Миша дернулся как от тока.
— Такая же?
— Нет. Твоя.
Пока хозяин дома таращил на меня донельзя возмущенные (или испуганные — черт его разберет) зенки, я кое-что успел разглядеть через открытую дверь.
— Ты соображаешь, продавец, кого ты… А ну! Чтоб мигом отсюда немедленно!
Тут я понял, что поторопился с выводами. До совершенно нормального мужика Миша малость не дотягивал. Для совершенно нормального мужика он чересчур вздрагивал и гримасничал.
— Уходите! — взвизгнул он и ткнул в меня пальцем. — Ко мне нельзя!
Миша был хил, он ничего не успел сделать, я просто в грудь его немножечко подтолкнул и он у меня как миленький на пол кувыркнулся. Сохраняя на лице гневный протест.
— Сюда нельзя, — повторил он. Правда, уже не так уверенно.
— Ах, Володя, Володя, — укоризненно проурчал Влад Яныч, проходя в квартиру следом за мной. — Я от вас такого вандализма не ожидал.
— Зря не ожидали. Вы только посмотрите…
Посмотреть было на что. У подоконника стояло диккенсовское бюро мореного дуба. Ну, из тех, знаете, за которыми пишут стоя и преимущественно гусиными перьями (если найдут гуся), причем очень было это бюро подержанное. Еще был массивный стол с гнутыми ножками в стиле, уж не знаю там, какого Людовика или Леи Филиппа, весь заваленный листовками. Очень крупные шрифты — «ГОСПОДА РОССИЯНЕ!», «ВОЗЗВАНИЕ», «К ОРУЖИЮ!» и тому подобное.
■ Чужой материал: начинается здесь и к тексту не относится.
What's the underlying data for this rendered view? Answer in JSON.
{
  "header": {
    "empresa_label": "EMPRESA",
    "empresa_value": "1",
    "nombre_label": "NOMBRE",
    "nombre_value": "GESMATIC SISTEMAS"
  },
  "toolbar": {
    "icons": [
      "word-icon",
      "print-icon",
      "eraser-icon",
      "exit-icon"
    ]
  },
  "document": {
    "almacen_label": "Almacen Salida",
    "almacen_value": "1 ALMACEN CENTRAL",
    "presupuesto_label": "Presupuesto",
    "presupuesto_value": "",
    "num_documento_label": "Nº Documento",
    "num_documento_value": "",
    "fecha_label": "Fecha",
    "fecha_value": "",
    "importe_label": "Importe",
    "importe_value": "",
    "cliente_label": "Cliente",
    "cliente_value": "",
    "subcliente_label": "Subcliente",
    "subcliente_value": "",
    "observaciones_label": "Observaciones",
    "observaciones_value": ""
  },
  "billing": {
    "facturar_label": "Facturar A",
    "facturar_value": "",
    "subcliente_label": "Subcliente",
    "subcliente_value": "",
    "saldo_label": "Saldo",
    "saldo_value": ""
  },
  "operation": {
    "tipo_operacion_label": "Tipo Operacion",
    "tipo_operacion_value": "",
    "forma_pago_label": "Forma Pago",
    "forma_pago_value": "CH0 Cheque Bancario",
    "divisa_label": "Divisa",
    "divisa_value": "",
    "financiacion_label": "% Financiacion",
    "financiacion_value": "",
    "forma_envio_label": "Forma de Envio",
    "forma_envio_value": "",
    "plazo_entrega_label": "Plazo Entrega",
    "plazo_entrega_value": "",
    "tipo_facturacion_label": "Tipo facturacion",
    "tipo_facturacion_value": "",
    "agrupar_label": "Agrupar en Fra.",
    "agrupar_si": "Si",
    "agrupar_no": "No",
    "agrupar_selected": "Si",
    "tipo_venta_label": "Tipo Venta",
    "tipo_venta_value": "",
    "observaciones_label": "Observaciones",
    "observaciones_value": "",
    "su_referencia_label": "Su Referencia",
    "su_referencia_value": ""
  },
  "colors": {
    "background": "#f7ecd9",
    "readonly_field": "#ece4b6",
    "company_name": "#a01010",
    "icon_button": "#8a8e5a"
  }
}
Ничего такого, что напоминало бы нормальному совьетюку его привычный интерьер.
Но не то, совсем не то успел я заметить с лестничной клетки через неосторожно распахнутую Мишей дверь — мне тогда на миг показалось, что я открыл тайну Георгеса.
В углу, обшарпанная, со следами ржавчины, стояла чугунного литься печатная машина — судя по дизайну, максимум, начало этого века. Если не прошлого. Во всяком случае, из тех, что еще сохранились в музеях. Подпольная типография. Самое интересное, что из ее почтенных недр змеился самый обыкновенный, малость подрастрепанный матерчатый шнур с нормальной современной вилкой, воткнутой в изящную, крытую желтым лаком, электрическую розетку.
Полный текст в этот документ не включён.